Outre cette autorisation voilée de la création de chimères animal-homme, le projet de loi aborde de façon conciliante deux domaines nouveaux, très contestables sur le plan éthique, tous deux liés aux développements des cellules pluripotentes induites humaines (hiPSCs). La première de ces recherches vise à la production de gamètes à partir des hiPSCs, et a fait des progrès significatifs depuis 2016. Certes, elle permettrait de résoudre les plus graves problèmes d’infécondité, sans faire appel à des gamètes venus de donneurs étrangers au couple. Mais elle ouvrirait aussi la porte à tous les caprices possibles dans le domaine de la procréation, y compris le clonage reproductif. La seconde de ces recherches vise à l’agrégation de cellules souches pluripotentes avec des cellules souches extra-embryonnaires pour obtenir des « embryons synthétiques » (SEEF en anglais, MEUS en français ou plus simplement “embryoïdes”). Cette possibilité ouverte depuis 2017 donnerait des modèles expérimentaux pour étudier le développement embryonnaire (puis fétal) au-delà du 21e jour, tournant ainsi les limites actuellement posées à l’expérimentation sur les embryons humains.

“Ne déléguons pas à des agences gouvernementales le soin de traiter de questions aussi importantes.”

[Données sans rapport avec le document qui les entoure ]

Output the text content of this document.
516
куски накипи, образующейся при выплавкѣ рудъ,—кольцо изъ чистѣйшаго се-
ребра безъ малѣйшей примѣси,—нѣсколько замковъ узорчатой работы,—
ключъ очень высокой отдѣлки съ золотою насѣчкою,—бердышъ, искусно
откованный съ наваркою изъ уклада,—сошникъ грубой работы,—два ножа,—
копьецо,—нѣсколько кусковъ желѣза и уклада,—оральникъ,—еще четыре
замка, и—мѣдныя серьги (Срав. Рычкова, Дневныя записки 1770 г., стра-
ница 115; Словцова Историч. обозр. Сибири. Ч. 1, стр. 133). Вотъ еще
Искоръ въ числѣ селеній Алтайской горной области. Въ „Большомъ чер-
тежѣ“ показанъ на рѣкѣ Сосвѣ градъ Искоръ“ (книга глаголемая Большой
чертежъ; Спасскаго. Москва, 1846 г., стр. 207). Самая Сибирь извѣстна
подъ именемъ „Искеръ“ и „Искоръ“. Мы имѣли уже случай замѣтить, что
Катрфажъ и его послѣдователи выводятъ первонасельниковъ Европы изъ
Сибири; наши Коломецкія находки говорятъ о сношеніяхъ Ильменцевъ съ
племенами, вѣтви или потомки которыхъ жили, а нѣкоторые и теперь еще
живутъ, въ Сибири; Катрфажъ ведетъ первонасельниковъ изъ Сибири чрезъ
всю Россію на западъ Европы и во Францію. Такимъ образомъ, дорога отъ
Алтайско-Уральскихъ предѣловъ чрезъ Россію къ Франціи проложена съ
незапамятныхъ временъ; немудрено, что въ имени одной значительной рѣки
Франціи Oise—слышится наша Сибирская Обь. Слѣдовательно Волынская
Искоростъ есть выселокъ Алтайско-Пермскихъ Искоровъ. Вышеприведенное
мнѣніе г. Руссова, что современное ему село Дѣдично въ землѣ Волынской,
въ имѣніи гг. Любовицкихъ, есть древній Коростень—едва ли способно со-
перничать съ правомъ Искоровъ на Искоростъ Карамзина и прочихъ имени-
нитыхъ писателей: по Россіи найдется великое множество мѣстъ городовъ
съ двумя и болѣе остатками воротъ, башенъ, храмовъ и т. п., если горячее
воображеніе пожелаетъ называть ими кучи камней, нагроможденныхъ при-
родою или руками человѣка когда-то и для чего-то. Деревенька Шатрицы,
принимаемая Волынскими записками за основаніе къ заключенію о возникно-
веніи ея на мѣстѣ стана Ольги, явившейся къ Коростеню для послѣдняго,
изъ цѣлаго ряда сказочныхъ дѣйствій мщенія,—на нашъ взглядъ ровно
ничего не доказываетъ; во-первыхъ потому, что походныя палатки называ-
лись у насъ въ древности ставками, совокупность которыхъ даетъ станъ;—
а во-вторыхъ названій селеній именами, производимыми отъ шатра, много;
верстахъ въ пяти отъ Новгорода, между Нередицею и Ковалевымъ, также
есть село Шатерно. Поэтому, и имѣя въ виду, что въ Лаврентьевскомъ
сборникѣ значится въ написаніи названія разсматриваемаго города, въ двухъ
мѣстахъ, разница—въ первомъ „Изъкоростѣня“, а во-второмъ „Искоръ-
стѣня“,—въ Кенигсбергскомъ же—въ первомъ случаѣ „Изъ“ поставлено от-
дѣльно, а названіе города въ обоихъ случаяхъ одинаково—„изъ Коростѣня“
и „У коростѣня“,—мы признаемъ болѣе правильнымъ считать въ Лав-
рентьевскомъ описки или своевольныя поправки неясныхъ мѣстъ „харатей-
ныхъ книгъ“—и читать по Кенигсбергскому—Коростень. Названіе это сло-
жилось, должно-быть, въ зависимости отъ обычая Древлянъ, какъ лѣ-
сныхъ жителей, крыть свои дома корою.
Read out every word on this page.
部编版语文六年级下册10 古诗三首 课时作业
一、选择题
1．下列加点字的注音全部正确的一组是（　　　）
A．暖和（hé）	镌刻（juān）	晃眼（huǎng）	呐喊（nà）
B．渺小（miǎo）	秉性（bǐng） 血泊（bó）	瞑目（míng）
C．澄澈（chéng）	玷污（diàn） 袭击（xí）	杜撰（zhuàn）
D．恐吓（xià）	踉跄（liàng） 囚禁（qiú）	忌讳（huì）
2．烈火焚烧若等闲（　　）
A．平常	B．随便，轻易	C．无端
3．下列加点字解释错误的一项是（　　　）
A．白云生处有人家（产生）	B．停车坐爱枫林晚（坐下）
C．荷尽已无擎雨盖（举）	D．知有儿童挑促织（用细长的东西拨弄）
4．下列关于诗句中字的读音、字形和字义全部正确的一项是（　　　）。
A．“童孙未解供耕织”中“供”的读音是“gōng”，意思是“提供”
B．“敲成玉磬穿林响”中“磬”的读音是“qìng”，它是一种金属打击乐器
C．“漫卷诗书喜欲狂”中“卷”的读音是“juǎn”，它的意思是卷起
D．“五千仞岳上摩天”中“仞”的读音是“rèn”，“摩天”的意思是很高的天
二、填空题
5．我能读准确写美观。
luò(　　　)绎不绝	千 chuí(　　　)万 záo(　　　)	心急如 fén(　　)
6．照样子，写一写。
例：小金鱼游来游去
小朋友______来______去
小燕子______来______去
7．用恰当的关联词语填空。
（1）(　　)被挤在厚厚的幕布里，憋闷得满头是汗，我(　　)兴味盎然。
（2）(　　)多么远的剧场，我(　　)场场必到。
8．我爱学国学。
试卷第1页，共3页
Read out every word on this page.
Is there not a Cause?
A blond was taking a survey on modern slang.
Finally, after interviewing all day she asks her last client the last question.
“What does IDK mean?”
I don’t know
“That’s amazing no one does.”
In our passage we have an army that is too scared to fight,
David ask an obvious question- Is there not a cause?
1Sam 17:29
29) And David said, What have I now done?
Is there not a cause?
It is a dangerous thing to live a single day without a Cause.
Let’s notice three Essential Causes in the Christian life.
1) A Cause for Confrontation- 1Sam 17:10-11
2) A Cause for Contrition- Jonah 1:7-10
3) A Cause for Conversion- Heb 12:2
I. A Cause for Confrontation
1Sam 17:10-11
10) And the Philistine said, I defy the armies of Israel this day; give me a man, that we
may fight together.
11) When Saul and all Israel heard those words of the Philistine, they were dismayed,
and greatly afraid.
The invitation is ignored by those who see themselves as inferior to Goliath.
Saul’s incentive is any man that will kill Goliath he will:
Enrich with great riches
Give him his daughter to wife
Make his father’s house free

L’actuel projet de loi, dans son article 15,II, 1-2-3 prévoit la possibilité de telles entreprises en France sous couvert d’une simple déclaration faite auprès de l’Agence de la biomédecine. Mais ces projets posent question et demandent à être examinés dans le calme, avec sagesse, par divers comités éthiques indépendants, nationaux, européens et internationaux. Au minimum, ils demanderaient un encadrement légal sérieux, résistant aux modes du moment. Les faire passer dans une loi votée à la va-vite par une Assemblée nationale qui n’a pas la compétence biologique et éthique nécessaire, sous couvert d’un examen préalable par une commission qui n’est que l’émanation de cette Assemblée paraît aberrant.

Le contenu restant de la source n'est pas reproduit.